IMO that alone is no problem at all; even a positive personal thought. As it it just their personal belief. All are free to believe as they like, also Bahai.
The problem starts, when they believe like in Animal Farm and claim "all are equal but Bahai is more equal" .... "all eventually need Bahai"
And we had a thread about this the last few days, and I have seen a few Bahais who explicitly said that they believe this way.
So I agree with you, that there are plenty of Bahai who think this way. Only 1 told me, he disagrees with this, but the others were not corrected.
So I gave them the advantage of the doubt like I always do, although
@Vinayaka warned me by granting me 2 "optimistic" frubals I think.
And it appears that the majority of the Bahai think this way (in Holland all Bahai I met ... like 100 think this way ... they told me).
Actually you completely misunderstand. It's not "some are more equal". It's the implications if this is perfectly true.
This is not the first school of thought to propose universal love, nor is it the last.
Christianity notably die not say exactly this. They said love your neighbors as yourself, and later love your enemy (but this latter part goes back to an earlier lesson about how when you turn the other cheek, it heaps lumps of coal I think the term was). The distinction is clear, this person is your enemy, and you're letting them become aware of their sin, versus trying to retaliate and them deciding you are a mean person (because they have no self awareness). The Christian loves their enemy (but calls them an enemy) because they understand they are suffering too.
I said you're not the first to propose equal love without any standards. Well, here's an earlier one. Mohism. Ir was a contemporary of Taoism, before Taoism basically swallowed most of its teachings and adapted some of its own. Confucianism believed in conditional love with merit and worthiness, while both of these rejected conditionality. But Mohism was the opposite extreme, and no longer exists, while there are still devoted Taoists (despite borrowing the same position, Taoism always tended toward moderate approach to things).
So what would happen if you did treat everyone equally? Well actually the NT shows exactly what. And you can call this an endorsement of it, but it's clearly about the Master's decision on how to pay his workers ( "is it not my right to pay however I want?" ) and an analogy for our eternal reward, not a condonement of general treatment of people. In fact, it shows very quickly how this fails. The master pays those who worked a full day 1 coin. Then he pays those who worked a few hours less 1 coin, and so on including those that came at the last hour. Except for the last guys, most of the workers are understandably unhappy. You see, while in theory, yes we should love all people, to treat them all the same is actually not to love them (if you don't pay attention to differences, you are indifferent by the very sense of the word). But this passage is not saying treat everyone the same, because the reward actually has a different value for the different groups of workers. This is because this afterlife is a subjective place.

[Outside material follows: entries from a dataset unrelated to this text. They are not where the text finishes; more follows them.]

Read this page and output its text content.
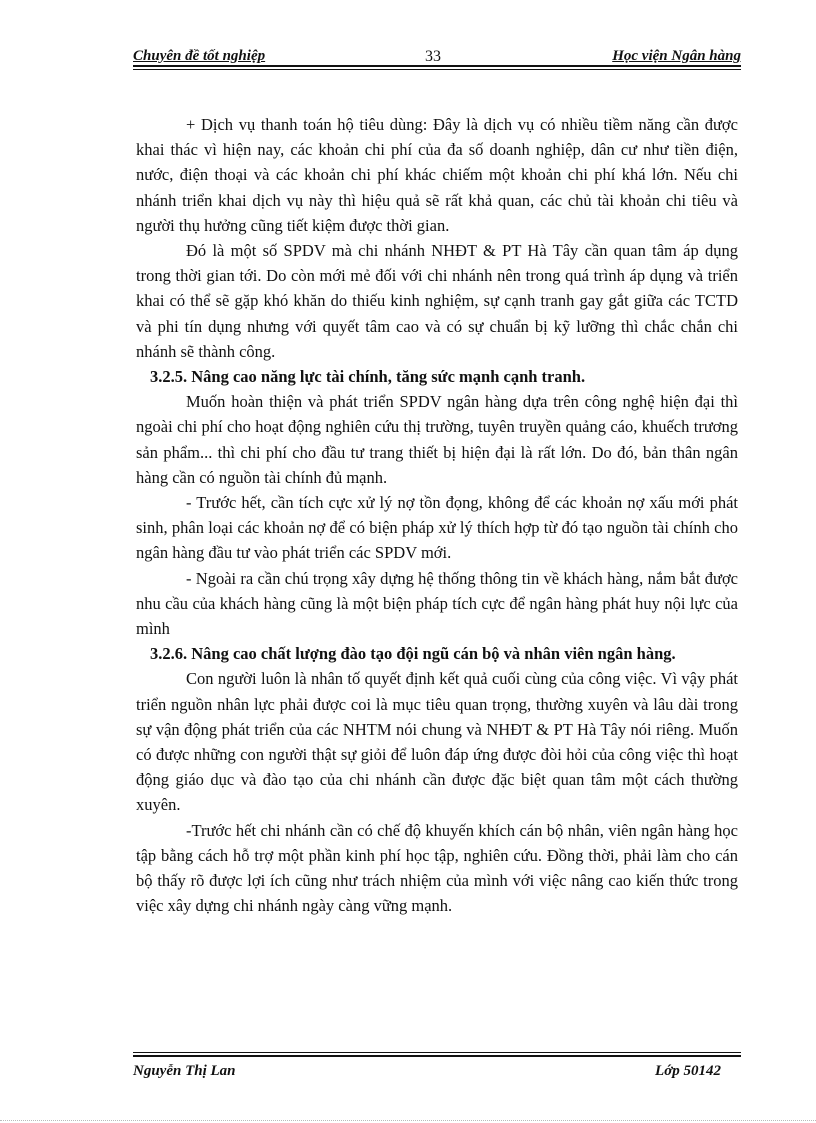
Chuyên đề tốt nghiệp	33	Học viện Ngân hàng

+ Dịch vụ thanh toán hộ tiêu dùng: Đây là dịch vụ có nhiều tiềm năng cần được khai thác vì hiện nay, các khoản chi phí của đa số doanh nghiệp, dân cư như tiền điện, nước, điện thoại và các khoản chi phí khác chiếm một khoản chi phí khá lớn. Nếu chi nhánh triển khai dịch vụ này thì hiệu quả sẽ rất khả quan, các chủ tài khoản chi tiêu và người thụ hưởng cũng tiết kiệm được thời gian.

Đó là một số SPDV mà chi nhánh NHĐT & PT Hà Tây cần quan tâm áp dụng trong thời gian tới. Do còn mới mẻ đối với chi nhánh nên trong quá trình áp dụng và triển khai có thể sẽ gặp khó khăn do thiếu kinh nghiệm, sự cạnh tranh gay gắt giữa các TCTD và phi tín dụng nhưng với quyết tâm cao và có sự chuẩn bị kỹ lưỡng thì chắc chắn chi nhánh sẽ thành công.

3.2.5. Nâng cao năng lực tài chính, tăng sức mạnh cạnh tranh.

Muốn hoàn thiện và phát triển SPDV ngân hàng dựa trên công nghệ hiện đại thì ngoài chi phí cho hoạt động nghiên cứu thị trường, tuyên truyền quảng cáo, khuếch trương sản phẩm... thì chi phí cho đầu tư trang thiết bị hiện đại là rất lớn. Do đó, bản thân ngân hàng cần có nguồn tài chính đủ mạnh.

- Trước hết, cần tích cực xử lý nợ tồn đọng, không để các khoản nợ xấu mới phát sinh, phân loại các khoản nợ để có biện pháp xử lý thích hợp từ đó tạo nguồn tài chính cho ngân hàng đầu tư vào phát triển các SPDV mới.

- Ngoài ra cần chú trọng xây dựng hệ thống thông tin về khách hàng, nắm bắt được nhu cầu của khách hàng cũng là một biện pháp tích cực để ngân hàng phát huy nội lực của mình

3.2.6. Nâng cao chất lượng đào tạo đội ngũ cán bộ và nhân viên ngân hàng.

Con người luôn là nhân tố quyết định kết quả cuối cùng của công việc. Vì vậy phát triển nguồn nhân lực phải được coi là mục tiêu quan trọng, thường xuyên và lâu dài trong sự vận động phát triển của các NHTM nói chung và NHĐT & PT Hà Tây nói riêng. Muốn có được những con người thật sự giỏi để luôn đáp ứng được đòi hỏi của công việc thì hoạt động giáo dục và đào tạo của chi nhánh cần được đặc biệt quan tâm một cách thường xuyên.

-Trước hết chi nhánh cần có chế độ khuyến khích cán bộ nhân, viên ngân hàng học tập bằng cách hỗ trợ một phần kinh phí học tập, nghiên cứu. Đồng thời, phải làm cho cán bộ thấy rõ được lợi ích cũng như trách nhiệm của mình với việc nâng cao kiến thức trong việc xây dựng chi nhánh ngày càng vững mạnh.

Nguyễn Thị Lan	Lớp 50142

Suppose you run a soup kitchen, and you dole out the same amount of food to everyone. Then someone comes in and makes trouble, smashing up the place. And asks for two portions (you later find out that he's giving to a friend who can't come). Equally loving everyone as you say would result in that person getting on bowl of soup, and their tantrum treated as though it didn't happen. But far from loving as you say, you didn't really pay special attention to this guy. And he probably slowly starves while you say you treated all equally. Yeah by portioning stuff out like a bureaucrat. I use this example because it is the exact scenario in a Christian movie
Same Kind of Different as Me where the homeless man in question is personally reached out to, because as a trouble maker, he needs more attention than the others. Unconditional love does not mean indifferent love, nor is it the hypocritical equality of Animal Farm. It means treating people as individuals, something you already failed to do to me by creating a strawman.
Yes, Baha'i sounds good on paper but some people need tough love to motivate them to be more active, some are happy with just being one of the regular folk and wouldn't welcome personal attention, and still others need sympathy. When you love everyone the same, you love no one.
A just man treats everyone as they deserve to be treated. And so some are punished.
A fair man treats everyone the same. And so all people are ignored.
A kind man treats everyone as they want to be treated. And so some are loved.